Elephantine

kaartElephantine, griekse naam (Ἐλεφαντίνη) van een eiland en een daarop gelegen stad aan de zuidgrens van Egypte; de moderne arabische benaming is gezîret Aswân (eiland van Aswan). De egyptische naam (3bw) betekent, naargelang het determinatief, olifant ofwel olifantstand en ivoor. Deze stad was de metropool voor de 1e opperegyptische gouw, een vesting tegen aanvallen uit het zuiden, een tolstation en een stapelplaats van de handelswaren uit Nubië, waaronder het ivoor een zeer voorname plaats innam.

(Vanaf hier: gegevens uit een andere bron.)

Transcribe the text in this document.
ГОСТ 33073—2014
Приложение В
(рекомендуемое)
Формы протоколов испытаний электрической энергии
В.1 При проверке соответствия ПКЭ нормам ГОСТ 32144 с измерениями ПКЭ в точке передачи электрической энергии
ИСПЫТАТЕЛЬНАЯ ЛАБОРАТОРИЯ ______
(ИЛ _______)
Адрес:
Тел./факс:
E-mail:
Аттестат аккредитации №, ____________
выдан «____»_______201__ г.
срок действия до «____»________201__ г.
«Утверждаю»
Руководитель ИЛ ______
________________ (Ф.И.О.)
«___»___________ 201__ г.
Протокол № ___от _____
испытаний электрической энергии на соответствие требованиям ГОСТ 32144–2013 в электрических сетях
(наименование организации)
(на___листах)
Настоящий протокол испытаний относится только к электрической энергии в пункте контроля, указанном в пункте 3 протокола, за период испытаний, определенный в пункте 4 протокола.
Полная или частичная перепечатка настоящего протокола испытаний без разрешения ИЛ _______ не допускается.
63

De gouwvorsten van E. uit het Oude en Middel-Rijk, wier graven in de hoge rotsachtige westoever van de Nijl uitgehouwen zijn, bewaakten de grens en ondernamen expedities met handelskaravanen naar Nubië en tot diep in de Sudân. Van E. hingen de steengroeven af van het gehele omliggende gebied, waar roze en zwart graniet gewonnen werd.

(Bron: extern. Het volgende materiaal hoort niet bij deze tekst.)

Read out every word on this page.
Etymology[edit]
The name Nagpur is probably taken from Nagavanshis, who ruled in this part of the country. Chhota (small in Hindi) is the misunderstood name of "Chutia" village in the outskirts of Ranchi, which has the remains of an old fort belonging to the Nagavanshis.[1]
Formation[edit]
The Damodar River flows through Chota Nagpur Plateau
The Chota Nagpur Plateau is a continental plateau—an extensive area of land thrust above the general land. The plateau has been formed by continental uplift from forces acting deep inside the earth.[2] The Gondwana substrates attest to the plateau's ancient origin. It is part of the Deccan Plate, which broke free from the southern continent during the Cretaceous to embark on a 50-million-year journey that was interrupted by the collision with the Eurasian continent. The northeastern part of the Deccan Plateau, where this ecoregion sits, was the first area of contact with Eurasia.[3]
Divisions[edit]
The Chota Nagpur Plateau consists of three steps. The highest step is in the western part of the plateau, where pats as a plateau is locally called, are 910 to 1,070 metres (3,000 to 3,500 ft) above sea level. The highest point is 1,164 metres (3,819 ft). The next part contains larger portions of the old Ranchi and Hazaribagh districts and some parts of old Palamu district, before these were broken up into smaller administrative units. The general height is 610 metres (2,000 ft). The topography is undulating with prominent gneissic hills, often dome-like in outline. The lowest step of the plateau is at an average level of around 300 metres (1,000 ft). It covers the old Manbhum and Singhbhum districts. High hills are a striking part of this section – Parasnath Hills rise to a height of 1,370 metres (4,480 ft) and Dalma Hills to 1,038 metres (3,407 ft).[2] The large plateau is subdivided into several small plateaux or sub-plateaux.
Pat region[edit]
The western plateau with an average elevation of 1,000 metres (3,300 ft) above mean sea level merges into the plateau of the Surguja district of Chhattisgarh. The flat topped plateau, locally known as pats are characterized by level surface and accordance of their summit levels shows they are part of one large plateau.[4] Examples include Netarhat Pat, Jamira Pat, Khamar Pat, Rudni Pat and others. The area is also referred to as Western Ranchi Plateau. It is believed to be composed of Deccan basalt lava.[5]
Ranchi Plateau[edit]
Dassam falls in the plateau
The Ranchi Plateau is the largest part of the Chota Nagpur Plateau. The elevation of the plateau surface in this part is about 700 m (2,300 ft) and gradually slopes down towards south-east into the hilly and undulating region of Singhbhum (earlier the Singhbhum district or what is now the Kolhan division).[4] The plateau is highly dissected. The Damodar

De meesteres van E. was aanvankelijk Satis, doch Chnum werd van gastgod tot hoofdgod, en tevens gemaal van Satis (Χνουμ-ω-νεβ-ιηβ 'Chnum de grote, heer van 3bw'). Met hen was Anukis, godin van het cataractengebied, tot een trias verbonden. Chnum was hier de bewaker van de bronnen van de Nijloverstroming, die geacht werden zich nabij E. te bevinden. In de schaarse resten van de tempel die Nectanebo II voor deze god heropgericht had trekt thans vooral de aandacht een granieten poort die door Alexander, zoon van Alexander de Grote, werd gebouwd. Met dit heiligdom was een kleinere tempel van Satis verbonden. In de nabijheid liggen stenen sarcofagen waarin mummies van rammen (het heilige dier van Chnum) bijgezet waren, alsook de ruïnen van een tempel uit het Middel-Rijk, aan Heqaïb, een vergoddelijkte gouwvorst van het einde van het Oude Rijk, gewijd. Een andere merkwaardigheid van het eiland is een antieke nilometer.

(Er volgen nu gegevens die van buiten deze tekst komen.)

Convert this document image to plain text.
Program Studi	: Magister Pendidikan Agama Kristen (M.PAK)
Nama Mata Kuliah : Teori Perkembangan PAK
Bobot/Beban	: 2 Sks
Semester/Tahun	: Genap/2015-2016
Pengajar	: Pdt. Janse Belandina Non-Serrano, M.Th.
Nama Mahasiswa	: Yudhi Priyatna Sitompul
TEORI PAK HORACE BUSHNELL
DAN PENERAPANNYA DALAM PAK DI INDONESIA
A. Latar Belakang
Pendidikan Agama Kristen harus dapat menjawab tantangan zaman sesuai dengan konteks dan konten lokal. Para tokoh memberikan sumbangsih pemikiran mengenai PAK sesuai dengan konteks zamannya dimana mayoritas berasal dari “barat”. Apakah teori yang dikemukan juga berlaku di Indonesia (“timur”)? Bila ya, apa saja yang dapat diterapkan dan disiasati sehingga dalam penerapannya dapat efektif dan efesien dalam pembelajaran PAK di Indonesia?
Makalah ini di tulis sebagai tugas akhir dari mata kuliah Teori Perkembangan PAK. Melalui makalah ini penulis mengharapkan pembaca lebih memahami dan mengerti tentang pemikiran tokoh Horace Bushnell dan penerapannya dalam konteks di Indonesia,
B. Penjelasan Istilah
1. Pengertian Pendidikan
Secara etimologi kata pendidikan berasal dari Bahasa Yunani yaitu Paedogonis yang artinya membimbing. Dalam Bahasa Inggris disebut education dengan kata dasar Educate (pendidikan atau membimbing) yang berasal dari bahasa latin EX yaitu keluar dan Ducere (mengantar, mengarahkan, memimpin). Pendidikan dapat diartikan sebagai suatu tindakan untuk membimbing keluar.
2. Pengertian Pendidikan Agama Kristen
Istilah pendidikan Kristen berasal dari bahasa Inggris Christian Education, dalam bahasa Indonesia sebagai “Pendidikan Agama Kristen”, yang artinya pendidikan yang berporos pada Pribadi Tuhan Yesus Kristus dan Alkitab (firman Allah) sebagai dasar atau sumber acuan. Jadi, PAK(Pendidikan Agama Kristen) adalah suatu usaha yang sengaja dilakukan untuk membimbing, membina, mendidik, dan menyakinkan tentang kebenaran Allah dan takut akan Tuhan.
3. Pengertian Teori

In de 5e eeuw vC, en misschien reeds sinds de 7e eeuw, bevond zich op het eiland E. een militaire joodse kolonie, die niet alleen een synagoge maar ook een Jahwe-tempel bezat. Deze werd in 411 door de egyptische priesters van de god Chnum verwoest doch later herbouwd. Van deze kolonie stammen de arameese papyri (Aramees), die tussen de jaren 1893 en 1908 door inlandse opgravers werden gevonden en waarvan er zeventien eerst in 1947 opnieuw ontdekt werden (de z.g. Brooklyn papyri).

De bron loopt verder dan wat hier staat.